Heartaches and harmonies

Today Don Everly — the oldest of the Everly Brothers — turns 68. If you love the Cosmic American Music, you know the Everly Brothers have a constellation all to themselves. They brought the close harmony singing of traditional country music into the mainstream of American popular music. More than a few great artists learned harmony singing by listening to their records.
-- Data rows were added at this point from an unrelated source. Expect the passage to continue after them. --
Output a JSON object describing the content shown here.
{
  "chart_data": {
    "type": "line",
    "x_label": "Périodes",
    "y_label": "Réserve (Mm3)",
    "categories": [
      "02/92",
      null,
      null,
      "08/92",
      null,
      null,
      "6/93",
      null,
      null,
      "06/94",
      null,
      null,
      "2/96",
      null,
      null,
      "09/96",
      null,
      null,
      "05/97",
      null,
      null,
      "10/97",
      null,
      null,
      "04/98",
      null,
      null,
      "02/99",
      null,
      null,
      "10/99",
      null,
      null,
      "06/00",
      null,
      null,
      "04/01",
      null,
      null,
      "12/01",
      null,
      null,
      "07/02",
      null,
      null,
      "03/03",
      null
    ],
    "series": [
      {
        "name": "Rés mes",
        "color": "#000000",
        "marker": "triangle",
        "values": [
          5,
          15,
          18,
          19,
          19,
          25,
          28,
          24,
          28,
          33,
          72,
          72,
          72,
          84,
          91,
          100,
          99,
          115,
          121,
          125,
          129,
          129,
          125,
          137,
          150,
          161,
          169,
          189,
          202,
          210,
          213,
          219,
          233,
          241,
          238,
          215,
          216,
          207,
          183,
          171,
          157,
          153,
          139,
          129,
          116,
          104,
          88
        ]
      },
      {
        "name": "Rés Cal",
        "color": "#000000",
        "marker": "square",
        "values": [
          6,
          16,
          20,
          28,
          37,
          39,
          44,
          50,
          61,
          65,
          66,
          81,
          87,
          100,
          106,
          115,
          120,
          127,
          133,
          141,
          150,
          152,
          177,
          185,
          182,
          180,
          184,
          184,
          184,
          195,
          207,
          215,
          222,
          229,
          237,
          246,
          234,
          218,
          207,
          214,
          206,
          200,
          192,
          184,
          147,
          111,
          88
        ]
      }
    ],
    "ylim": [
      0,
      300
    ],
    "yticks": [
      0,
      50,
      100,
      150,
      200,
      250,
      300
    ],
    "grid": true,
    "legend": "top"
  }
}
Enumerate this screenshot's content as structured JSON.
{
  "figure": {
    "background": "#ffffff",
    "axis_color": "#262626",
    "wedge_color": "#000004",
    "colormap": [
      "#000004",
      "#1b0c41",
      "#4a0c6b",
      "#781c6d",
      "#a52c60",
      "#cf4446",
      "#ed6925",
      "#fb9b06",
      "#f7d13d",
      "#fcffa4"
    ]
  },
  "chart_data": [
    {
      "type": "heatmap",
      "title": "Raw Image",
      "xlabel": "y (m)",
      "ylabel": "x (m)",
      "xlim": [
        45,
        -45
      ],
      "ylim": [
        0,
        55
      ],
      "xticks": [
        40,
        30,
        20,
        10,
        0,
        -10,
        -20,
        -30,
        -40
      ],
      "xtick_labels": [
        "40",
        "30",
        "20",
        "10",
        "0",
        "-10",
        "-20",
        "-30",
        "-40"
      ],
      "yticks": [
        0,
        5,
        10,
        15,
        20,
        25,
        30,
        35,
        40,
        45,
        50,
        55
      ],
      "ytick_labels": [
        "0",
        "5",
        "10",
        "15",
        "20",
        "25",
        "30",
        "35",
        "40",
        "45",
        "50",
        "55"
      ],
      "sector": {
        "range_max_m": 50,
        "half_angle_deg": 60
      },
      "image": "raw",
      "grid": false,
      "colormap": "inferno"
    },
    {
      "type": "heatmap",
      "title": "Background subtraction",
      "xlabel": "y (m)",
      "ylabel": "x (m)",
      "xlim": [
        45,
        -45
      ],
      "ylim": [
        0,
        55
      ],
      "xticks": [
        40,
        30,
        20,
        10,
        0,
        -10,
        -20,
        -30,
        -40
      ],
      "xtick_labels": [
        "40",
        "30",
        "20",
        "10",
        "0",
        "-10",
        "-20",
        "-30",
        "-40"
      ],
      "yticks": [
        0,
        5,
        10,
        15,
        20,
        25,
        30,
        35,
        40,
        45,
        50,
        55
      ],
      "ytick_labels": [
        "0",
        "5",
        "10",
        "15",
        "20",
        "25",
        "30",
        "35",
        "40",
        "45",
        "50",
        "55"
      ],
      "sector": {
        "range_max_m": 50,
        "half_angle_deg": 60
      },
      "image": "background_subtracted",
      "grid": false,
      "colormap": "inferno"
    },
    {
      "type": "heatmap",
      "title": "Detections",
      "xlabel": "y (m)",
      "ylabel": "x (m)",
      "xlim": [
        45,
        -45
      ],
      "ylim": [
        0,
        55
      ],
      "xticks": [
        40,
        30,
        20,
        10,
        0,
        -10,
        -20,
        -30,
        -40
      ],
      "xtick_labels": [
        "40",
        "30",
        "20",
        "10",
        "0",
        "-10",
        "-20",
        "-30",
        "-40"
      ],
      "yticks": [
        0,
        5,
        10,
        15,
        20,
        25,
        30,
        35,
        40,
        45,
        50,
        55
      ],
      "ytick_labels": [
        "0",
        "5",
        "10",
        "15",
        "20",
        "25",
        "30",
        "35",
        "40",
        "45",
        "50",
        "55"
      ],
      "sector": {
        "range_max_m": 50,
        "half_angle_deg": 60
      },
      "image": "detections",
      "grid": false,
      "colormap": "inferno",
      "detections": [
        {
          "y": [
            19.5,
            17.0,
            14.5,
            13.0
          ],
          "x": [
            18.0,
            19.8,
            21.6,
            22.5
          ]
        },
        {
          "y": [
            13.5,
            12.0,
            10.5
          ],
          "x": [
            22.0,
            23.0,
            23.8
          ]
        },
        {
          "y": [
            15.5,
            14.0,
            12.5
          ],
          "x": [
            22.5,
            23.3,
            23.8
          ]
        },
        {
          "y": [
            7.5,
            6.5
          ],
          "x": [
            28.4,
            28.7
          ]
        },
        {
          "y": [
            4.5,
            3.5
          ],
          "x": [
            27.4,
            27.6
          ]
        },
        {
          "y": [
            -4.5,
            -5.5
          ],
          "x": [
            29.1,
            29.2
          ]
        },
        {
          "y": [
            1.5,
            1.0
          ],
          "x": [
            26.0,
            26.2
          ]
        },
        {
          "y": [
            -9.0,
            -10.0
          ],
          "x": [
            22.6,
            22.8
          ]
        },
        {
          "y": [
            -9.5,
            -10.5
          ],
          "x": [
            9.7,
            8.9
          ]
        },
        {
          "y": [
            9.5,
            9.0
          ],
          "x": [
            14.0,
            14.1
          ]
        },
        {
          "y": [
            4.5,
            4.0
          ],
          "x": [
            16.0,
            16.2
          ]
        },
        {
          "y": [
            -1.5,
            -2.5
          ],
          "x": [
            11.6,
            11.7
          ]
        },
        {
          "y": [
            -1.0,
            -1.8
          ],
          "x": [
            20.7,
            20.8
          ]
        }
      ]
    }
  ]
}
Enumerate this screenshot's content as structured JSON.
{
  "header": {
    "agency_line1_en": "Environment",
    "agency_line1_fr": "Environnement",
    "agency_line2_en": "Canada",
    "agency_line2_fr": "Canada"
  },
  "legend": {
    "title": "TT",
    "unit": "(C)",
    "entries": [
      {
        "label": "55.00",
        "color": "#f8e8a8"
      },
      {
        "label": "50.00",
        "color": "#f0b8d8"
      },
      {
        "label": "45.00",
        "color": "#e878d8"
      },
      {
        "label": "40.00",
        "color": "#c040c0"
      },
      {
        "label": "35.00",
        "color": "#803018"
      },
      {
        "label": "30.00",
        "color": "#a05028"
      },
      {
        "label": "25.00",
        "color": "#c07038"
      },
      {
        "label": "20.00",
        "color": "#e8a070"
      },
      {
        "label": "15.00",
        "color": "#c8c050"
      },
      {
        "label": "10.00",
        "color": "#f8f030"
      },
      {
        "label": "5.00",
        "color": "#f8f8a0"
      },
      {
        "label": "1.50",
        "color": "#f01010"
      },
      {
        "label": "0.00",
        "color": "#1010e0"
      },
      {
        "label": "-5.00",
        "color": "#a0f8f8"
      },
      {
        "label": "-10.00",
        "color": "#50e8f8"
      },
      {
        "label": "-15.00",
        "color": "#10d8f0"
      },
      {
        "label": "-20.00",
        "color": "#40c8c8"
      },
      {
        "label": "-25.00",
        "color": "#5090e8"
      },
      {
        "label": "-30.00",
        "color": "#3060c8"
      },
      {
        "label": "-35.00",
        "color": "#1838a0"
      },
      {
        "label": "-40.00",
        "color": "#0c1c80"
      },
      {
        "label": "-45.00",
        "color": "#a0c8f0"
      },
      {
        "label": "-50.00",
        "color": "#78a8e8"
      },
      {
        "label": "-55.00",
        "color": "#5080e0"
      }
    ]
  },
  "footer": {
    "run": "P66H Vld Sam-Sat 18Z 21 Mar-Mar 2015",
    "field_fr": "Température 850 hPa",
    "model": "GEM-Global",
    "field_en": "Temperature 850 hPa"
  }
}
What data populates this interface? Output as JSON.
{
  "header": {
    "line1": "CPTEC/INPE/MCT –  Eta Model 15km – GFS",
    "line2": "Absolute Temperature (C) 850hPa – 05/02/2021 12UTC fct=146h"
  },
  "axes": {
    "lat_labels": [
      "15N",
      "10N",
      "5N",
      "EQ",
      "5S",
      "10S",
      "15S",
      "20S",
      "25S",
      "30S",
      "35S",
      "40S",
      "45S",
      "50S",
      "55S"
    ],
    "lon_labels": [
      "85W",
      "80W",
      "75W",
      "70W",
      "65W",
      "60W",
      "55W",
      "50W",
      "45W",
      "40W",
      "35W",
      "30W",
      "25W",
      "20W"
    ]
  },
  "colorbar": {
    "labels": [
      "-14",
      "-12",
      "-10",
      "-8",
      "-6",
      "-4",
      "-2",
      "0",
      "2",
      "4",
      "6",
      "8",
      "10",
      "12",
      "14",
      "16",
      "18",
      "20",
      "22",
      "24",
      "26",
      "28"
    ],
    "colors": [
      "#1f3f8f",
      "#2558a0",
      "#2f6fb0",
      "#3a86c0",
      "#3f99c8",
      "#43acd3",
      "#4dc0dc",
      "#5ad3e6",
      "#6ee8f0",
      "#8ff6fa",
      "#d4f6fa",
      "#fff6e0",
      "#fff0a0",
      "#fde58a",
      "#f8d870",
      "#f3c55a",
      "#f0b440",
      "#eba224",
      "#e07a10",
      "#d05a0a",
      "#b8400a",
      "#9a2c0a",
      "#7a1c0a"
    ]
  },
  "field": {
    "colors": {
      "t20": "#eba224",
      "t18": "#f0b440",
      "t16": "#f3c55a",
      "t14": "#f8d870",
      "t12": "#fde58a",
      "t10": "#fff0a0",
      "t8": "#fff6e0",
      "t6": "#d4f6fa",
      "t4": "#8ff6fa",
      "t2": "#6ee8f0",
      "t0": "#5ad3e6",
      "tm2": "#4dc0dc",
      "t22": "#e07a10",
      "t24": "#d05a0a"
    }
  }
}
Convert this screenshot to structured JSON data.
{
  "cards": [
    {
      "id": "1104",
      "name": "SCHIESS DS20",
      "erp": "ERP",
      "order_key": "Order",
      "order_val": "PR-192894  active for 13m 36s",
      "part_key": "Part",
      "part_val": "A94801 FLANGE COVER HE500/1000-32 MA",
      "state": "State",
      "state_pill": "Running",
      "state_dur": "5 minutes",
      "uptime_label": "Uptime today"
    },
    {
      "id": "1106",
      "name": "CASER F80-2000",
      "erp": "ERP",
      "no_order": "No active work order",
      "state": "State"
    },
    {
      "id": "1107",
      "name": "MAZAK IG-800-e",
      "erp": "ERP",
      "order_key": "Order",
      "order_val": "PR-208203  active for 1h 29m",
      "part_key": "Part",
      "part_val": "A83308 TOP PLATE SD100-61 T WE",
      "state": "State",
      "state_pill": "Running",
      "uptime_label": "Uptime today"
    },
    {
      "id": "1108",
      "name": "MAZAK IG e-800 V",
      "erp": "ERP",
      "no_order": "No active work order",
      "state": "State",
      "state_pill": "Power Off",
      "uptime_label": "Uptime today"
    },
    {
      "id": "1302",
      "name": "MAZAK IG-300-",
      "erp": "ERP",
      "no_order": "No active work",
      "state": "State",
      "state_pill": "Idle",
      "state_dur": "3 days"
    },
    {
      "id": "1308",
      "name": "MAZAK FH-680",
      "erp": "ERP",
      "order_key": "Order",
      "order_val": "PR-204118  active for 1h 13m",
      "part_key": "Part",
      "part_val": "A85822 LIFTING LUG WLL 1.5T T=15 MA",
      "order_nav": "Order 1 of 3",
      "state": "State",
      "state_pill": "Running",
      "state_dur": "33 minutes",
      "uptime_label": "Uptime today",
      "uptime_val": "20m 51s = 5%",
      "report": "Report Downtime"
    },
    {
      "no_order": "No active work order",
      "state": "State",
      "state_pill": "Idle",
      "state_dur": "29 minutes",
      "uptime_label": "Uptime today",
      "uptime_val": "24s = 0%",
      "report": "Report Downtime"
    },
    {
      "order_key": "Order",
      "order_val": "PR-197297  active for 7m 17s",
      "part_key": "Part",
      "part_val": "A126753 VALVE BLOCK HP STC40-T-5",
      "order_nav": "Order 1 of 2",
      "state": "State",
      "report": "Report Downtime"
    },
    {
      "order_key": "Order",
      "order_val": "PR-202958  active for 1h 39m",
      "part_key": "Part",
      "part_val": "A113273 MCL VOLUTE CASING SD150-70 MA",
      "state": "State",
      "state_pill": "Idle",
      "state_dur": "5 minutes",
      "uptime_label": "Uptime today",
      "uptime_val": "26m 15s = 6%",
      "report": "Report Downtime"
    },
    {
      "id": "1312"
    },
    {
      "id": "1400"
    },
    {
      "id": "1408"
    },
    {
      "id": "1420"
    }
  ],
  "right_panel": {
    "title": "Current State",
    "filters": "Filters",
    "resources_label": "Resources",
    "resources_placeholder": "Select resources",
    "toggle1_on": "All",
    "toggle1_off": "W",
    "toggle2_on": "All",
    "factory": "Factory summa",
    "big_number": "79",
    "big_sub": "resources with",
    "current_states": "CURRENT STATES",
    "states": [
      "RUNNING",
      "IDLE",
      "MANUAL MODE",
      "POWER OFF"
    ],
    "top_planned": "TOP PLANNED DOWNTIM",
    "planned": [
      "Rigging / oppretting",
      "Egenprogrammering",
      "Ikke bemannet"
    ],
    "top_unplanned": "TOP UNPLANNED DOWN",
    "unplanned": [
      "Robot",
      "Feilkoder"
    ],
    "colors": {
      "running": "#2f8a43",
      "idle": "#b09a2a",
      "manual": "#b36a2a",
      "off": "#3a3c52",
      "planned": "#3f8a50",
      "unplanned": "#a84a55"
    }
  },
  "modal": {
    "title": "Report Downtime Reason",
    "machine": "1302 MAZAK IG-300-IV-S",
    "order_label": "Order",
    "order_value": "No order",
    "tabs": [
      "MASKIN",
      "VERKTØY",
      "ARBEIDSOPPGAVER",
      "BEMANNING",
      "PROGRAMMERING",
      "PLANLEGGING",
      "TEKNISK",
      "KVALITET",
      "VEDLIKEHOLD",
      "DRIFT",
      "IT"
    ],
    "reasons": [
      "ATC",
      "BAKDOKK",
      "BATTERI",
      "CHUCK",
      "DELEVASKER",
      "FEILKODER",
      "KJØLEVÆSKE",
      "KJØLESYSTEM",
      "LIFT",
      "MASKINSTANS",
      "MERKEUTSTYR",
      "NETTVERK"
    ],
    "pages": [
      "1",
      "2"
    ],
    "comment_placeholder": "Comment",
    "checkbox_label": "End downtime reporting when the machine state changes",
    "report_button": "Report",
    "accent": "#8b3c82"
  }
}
Paul McCartney paid his own sly tribute to them in “Let ‘Em In.”
After tearing through a succession of great songs written for them by Felice and Boudleaux Bryant at the end of the 1950’s, they struck out on their own with Warner Brothers in 1960. Some of their most brilliant work followed, including their monster 1960 Warner Brothers hit “Cathy’s Clown.” Even as their audience in the United States dissipated in the wake of the British Invasion, they continued deepening and perfecting their work on superb albums like “Roots” and “Songs Our Daddy Taught Us.” If you ever revisit this material, don’t miss “I Wonder If I Care As Much.”
Their British fans never really left them. After performing together with their faces a few inches apart from each other for about 20 years, the brothers broke up in public on stage in 1972. When they reunited ten years later, they repaid their debt to their British fans by debuting the reunion in a concert at Albert Hall. Rhino Records recently released a complete, two-disc recording of that concert, and it is magnificent.
We saw the Everly Brothers when their reunion tour brought them to Minneapolis in June 1984, and again last year when two of their most attentive students — Paul Simon and Art Garfunkel — brought them to St. Paul as part of their own version of a reunion tour. Seeing them all together last year gave me the occasion to meditate on the emotional pull of the brothers’ close harmony singing in “The deep meaning of Simon and Garfunkel.”